Hmmm, I just realized: I'm envious. My family isn't going anywhere this year – at least, not anywhere where you might have to watch out for falling coconuts. I want Hawaiian problems: faux pas at the luau, grass-skirt mishaps, flip-flop flaps, mai-tai mix-ups.

Where was I? Oh, yeah: Second of all, kids are amazingly resilient. And, in my experience, they have an enormous capacity for forgiveness, much more so than adults. My youngest, Adam, who is now nine, is the most forgiving person I know. No matter how mad he gets at me, if I (sincerely) say "sorry," he'll wrestle with his emotions, and – sometimes with tears still streaming down his cheeks – give me a big hug and say: "It's okay, Dad." Two minutes later, he's laughing and playing.
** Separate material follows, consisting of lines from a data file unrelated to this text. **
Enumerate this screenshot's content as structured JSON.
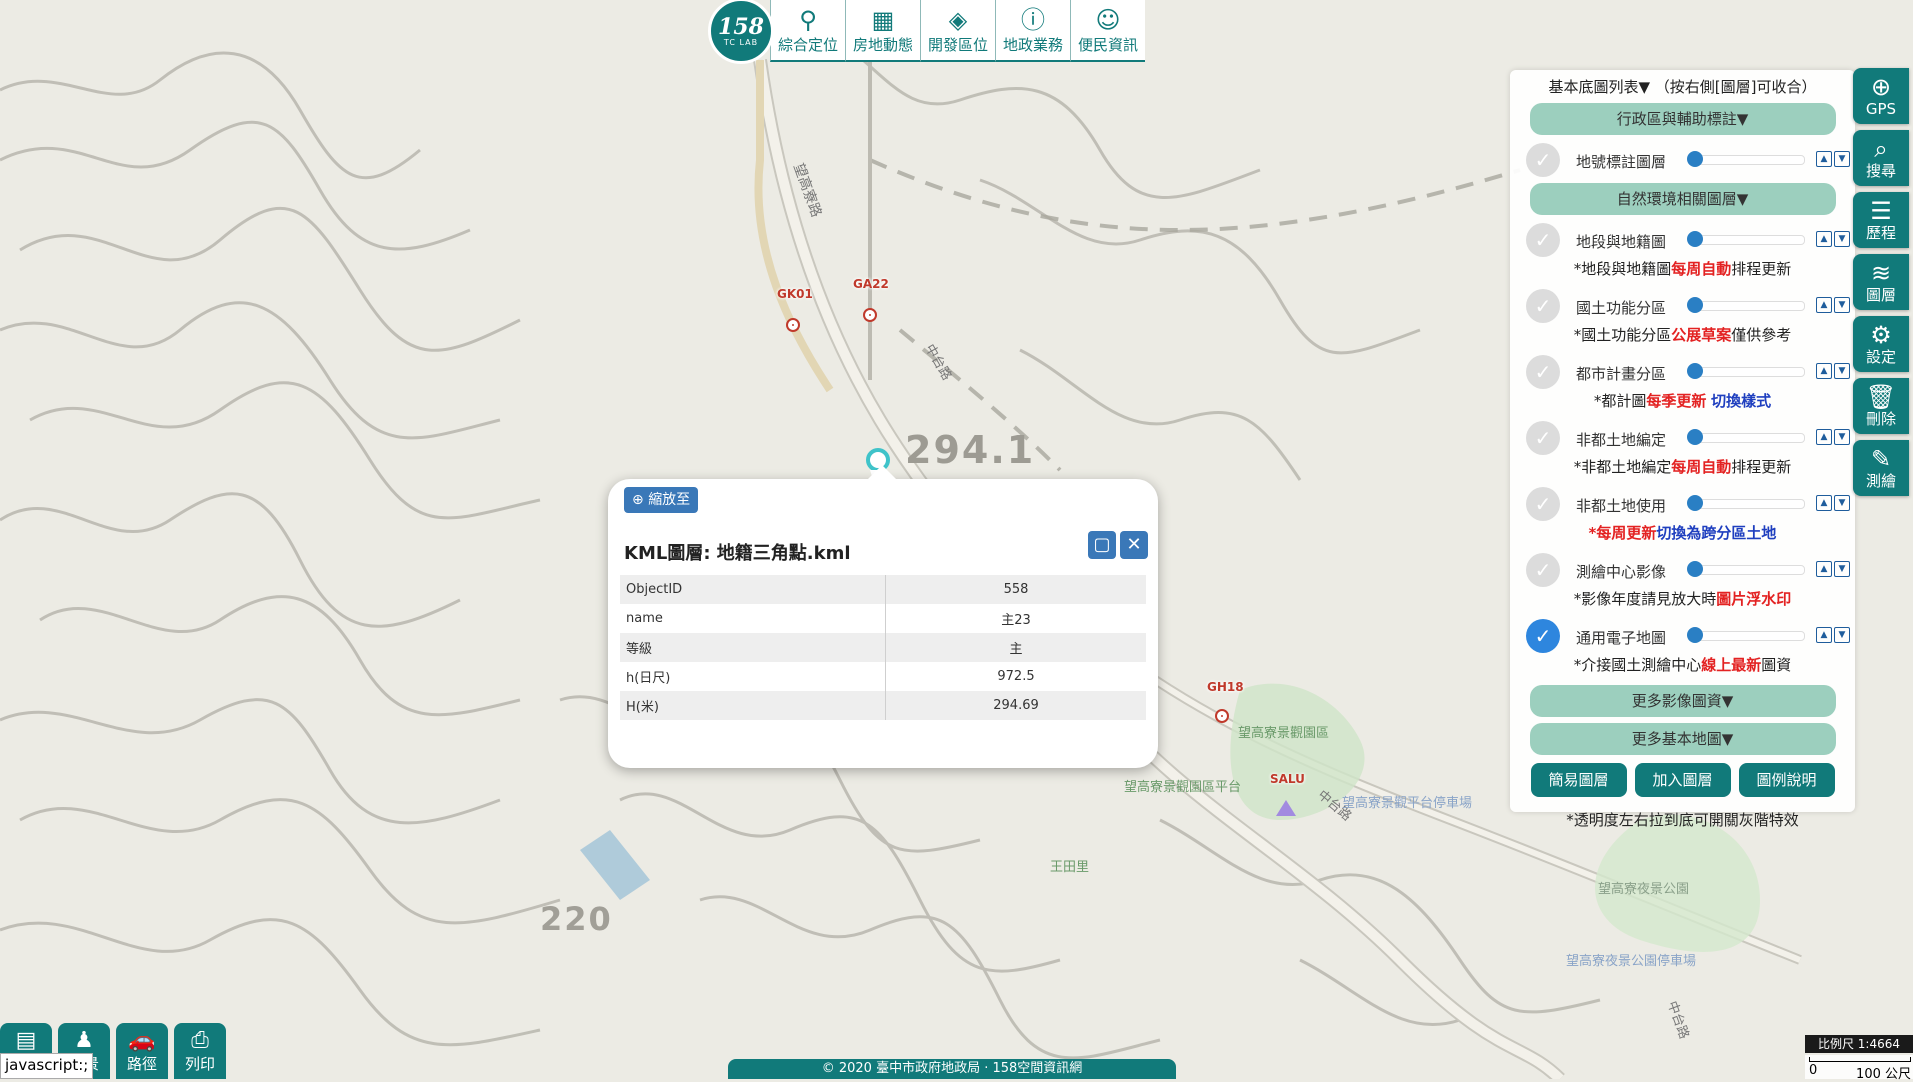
{
  "topnav": {
    "logo_number": "158",
    "logo_sub": "TC LAB",
    "items": [
      {
        "label": "綜合定位",
        "icon": "location-pin-icon",
        "glyph": "⚲"
      },
      {
        "label": "房地動態",
        "icon": "building-icon",
        "glyph": "▦"
      },
      {
        "label": "開發區位",
        "icon": "layers-icon",
        "glyph": "◈"
      },
      {
        "label": "地政業務",
        "icon": "info-icon",
        "glyph": "ⓘ"
      },
      {
        "label": "便民資訊",
        "icon": "user-icon",
        "glyph": "☺"
      }
    ]
  },
  "tools": [
    {
      "label": "GPS",
      "icon": "gps-icon",
      "glyph": "⊕"
    },
    {
      "label": "搜尋",
      "icon": "search-icon",
      "glyph": "⌕"
    },
    {
      "label": "歷程",
      "icon": "history-icon",
      "glyph": "☰"
    },
    {
      "label": "圖層",
      "icon": "layers-icon",
      "glyph": "≋"
    },
    {
      "label": "設定",
      "icon": "gear-icon",
      "glyph": "⚙"
    },
    {
      "label": "刪除",
      "icon": "trash-icon",
      "glyph": "🗑"
    },
    {
      "label": "測繪",
      "icon": "edit-icon",
      "glyph": "✎"
    }
  ],
  "panel": {
    "title": "基本底圖列表▼ （按右側[圖層]可收合）",
    "group1": "行政區與輔助標註▼",
    "group2": "自然環境相關圖層▼",
    "layers": [
      {
        "name": "地號標註圖層",
        "checked": false
      },
      {
        "name": "地段與地籍圖",
        "checked": false
      },
      {
        "name": "國土功能分區",
        "checked": false
      },
      {
        "name": "都市計畫分區",
        "checked": false
      },
      {
        "name": "非都土地編定",
        "checked": false
      },
      {
        "name": "非都土地使用",
        "checked": false
      },
      {
        "name": "測繪中心影像",
        "checked": false
      },
      {
        "name": "通用電子地圖",
        "checked": true
      }
    ],
    "notes": {
      "n1a": "*地段與地籍圖",
      "n1b": "每周自動",
      "n1c": "排程更新",
      "n2a": "*國土功能分區",
      "n2b": "公展草案",
      "n2c": "僅供參考",
      "n3a": "*都計圖",
      "n3b": "每季更新",
      "n3c": "切換樣式",
      "n4a": "*非都土地編定",
      "n4b": "每周自動",
      "n4c": "排程更新",
      "n5a": "*",
      "n5b": "每周更新",
      "n5c": "切換為跨分區土地",
      "n6a": "*影像年度請見放大時",
      "n6b": "圖片浮水印",
      "n7a": "*介接國土測繪中心",
      "n7b": "線上最新",
      "n7c": "圖資"
    },
    "more_imagery": "更多影像圖資▼",
    "more_basemap": "更多基本地圖▼",
    "buttons": [
      "簡易圖層",
      "加入圖層",
      "圖例說明"
    ],
    "footer": "*透明度左右拉到底可開關灰階特效"
  },
  "popup": {
    "zoom_label": "縮放至",
    "title": "KML圖層: 地籍三角點.kml",
    "rows": [
      {
        "k": "ObjectID",
        "v": "558"
      },
      {
        "k": "name",
        "v": "主23"
      },
      {
        "k": "等級",
        "v": "主"
      },
      {
        "k": "h(日尺)",
        "v": "972.5"
      },
      {
        "k": "H(米)",
        "v": "294.69"
      }
    ]
  },
  "map": {
    "markers": [
      {
        "label": "GK01"
      },
      {
        "label": "GA22"
      },
      {
        "label": "GH18"
      },
      {
        "label": "SALU"
      }
    ],
    "elevation": "294.1",
    "elevation2": "220",
    "road_vertical": "望高寮路",
    "road_zhong": "中台路",
    "road_zhong2": "中台路",
    "road_bottom": "中台路",
    "poi": {
      "park": "望高寮景觀園區",
      "platform": "望高寮景觀園區平台",
      "parking": "望高寮景觀平台停車場",
      "wangtian": "王田里",
      "nightpark": "望高寮夜景公園",
      "nightparking": "望高寮夜景公園停車場"
    }
  },
  "bottom_tools": [
    {
      "label": "分析",
      "icon": "analysis-icon",
      "glyph": "▤"
    },
    {
      "label": "街景",
      "icon": "streetview-person-icon",
      "glyph": "♟"
    },
    {
      "label": "路徑",
      "icon": "car-route-icon",
      "glyph": "🚗"
    },
    {
      "label": "列印",
      "icon": "printer-icon",
      "glyph": "⎙"
    }
  ],
  "status": "javascript:;",
  "copyright": "© 2020 臺中市政府地政局 · 158空間資訊網",
  "scale": {
    "label": "比例尺 1:4664",
    "left": "0",
    "right": "100 公尺"
  }
}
The trick with kids, in general and specifically when it comes to apologies, is to treat them – well, perhaps not like adults, but certainly as equals. They're young, not thick. You hurt her feelings, so get down on your haunches and apologize like a mensch. Tell her what I'm sure is the truth: that you didn't really mean it. In fact, you love her and love spending time with her. You were just trying to be funny, and it didn't come off. She'll understand. I predict she'll be happily building sandcastles in no time. (Me with a mai tai and a lei around my neck, reading a fat thriller a few lawn chairs over – no! Stop it, Dave! It was not meant to be this year!)

Vis-à-vis her mom, your sister, there's no need to apologize, really. In fact, it should be the other way around. What she is doing is known in parenting circles as "fobbing." What you are doing is called "babysitting." All this "quality aunt time" and "the kids are psyched" is horse, um, feathers and a stone-cold smokescreen.

Babysitting someone else's kids is always a big favour. Babysitting someone else's kids when you're on vacation? Priceless. The fact that you have to ask for a day off from them fobbing their kids on you so they can shop and surf is seriously skewed. You're the kids' auntie, not their nanny. Make sure her parents are aware of that and don't take you for granted.

Okay? In the meantime: Aloha yourself, and (said through clenched teeth) enjoy.